SINGAPORE – Nearly 20,000 Hindus queued up under the morning sun to enter the renovated Sri Siva Durga temple after a special consecration ceremony on Sunday (Dec 4).
The temple in Potong Pasir had undergone a two-year, $2.7 million reconstruction.
All Hindu temples undergo renovations and repairs every 12 years, and the temple and its deities have to be re-consecrated through a ritual known as maha kumbabhishekam.
A procession began at 8am, when priests walked in with pots of holy water from nine sacred Indian rivers to the beating of drums and the blowing of trumpets.
Devotees watched, with some lifting their hands in prayer, as priests sprinkled the water on the temple’s roof-top kalasams, which are vessel-like pinnacles that point to the sky.
Other races and religions in the community helped out for the event. Volunteers from the Mahakaruna Buddhist Society, which has an office in Kim Keat, distributed breakfast and drinks to the crowd.
The Church of Ascension, located in St Andrew’s Village next to the temple, brought forward its Sunday service to Saturday evening so that its car park can be used for ambulance and police services for the event.

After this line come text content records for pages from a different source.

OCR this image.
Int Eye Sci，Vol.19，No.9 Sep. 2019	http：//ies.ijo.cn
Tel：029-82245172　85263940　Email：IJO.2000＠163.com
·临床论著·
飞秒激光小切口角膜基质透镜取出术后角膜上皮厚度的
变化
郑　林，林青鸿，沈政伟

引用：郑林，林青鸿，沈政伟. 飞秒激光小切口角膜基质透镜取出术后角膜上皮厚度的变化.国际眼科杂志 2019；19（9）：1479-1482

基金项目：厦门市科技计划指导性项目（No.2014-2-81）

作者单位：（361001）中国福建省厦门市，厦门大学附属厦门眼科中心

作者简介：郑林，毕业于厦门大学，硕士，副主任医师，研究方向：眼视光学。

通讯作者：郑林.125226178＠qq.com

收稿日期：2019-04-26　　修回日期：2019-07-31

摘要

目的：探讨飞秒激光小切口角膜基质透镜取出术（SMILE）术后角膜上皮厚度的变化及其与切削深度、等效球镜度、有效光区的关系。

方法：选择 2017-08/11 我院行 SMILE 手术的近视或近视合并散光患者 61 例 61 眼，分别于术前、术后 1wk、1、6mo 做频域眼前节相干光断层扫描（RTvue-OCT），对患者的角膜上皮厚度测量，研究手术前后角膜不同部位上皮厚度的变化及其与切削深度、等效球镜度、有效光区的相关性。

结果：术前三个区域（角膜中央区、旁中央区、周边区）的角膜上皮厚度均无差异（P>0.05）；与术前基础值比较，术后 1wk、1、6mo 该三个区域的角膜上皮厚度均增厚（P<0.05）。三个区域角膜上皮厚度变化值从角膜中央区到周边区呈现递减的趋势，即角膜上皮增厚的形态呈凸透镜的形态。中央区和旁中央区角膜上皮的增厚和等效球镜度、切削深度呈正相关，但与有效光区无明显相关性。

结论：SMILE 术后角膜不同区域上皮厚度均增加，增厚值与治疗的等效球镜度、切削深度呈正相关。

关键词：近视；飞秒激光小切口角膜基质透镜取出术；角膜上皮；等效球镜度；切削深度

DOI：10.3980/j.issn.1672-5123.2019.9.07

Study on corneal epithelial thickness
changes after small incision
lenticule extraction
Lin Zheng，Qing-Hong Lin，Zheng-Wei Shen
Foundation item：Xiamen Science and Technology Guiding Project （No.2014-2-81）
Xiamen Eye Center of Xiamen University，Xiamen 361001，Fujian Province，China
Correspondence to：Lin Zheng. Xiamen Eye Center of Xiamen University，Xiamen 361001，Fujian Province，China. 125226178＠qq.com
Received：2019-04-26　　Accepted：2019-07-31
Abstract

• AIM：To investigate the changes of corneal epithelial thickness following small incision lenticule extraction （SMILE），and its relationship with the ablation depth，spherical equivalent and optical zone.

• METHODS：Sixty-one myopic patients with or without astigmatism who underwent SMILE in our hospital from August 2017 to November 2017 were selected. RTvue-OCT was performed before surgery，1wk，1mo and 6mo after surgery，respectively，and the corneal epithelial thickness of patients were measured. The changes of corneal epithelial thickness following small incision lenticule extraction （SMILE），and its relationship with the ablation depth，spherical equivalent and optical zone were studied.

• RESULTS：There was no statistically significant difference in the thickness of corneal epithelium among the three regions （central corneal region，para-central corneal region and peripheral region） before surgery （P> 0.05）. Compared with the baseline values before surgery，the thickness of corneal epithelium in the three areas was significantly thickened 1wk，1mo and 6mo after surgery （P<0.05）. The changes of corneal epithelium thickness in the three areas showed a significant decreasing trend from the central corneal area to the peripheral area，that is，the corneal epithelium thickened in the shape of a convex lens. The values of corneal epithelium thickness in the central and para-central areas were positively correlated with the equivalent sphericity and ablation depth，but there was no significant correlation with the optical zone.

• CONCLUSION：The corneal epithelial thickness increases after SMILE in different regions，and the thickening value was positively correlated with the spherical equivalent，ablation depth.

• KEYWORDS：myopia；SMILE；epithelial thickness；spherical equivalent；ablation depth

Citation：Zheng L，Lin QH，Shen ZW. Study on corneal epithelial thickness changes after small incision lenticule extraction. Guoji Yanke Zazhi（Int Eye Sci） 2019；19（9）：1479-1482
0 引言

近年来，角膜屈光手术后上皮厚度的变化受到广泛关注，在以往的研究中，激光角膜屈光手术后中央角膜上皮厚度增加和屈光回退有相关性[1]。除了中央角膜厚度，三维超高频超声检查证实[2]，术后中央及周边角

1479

A nearby coffee shop unscrewed and removed its tables to make space for the devotees, and also voluntarily stopped the sale of alcohol in the morning as a mark of respect.
This led Minister for Home Affairs and Law K. Shanmugam to describe the event as “a typical showcasing of what racial and religious harmony in Singapore means”. He attended the ceremony with Potong Pasir MP Sitoh Yih Pin.
“This is racial and religious harmony in practice. It’s very hard won over 50 years,” Mr Shanmugam told reporters. “I think it’s something to be cherished.”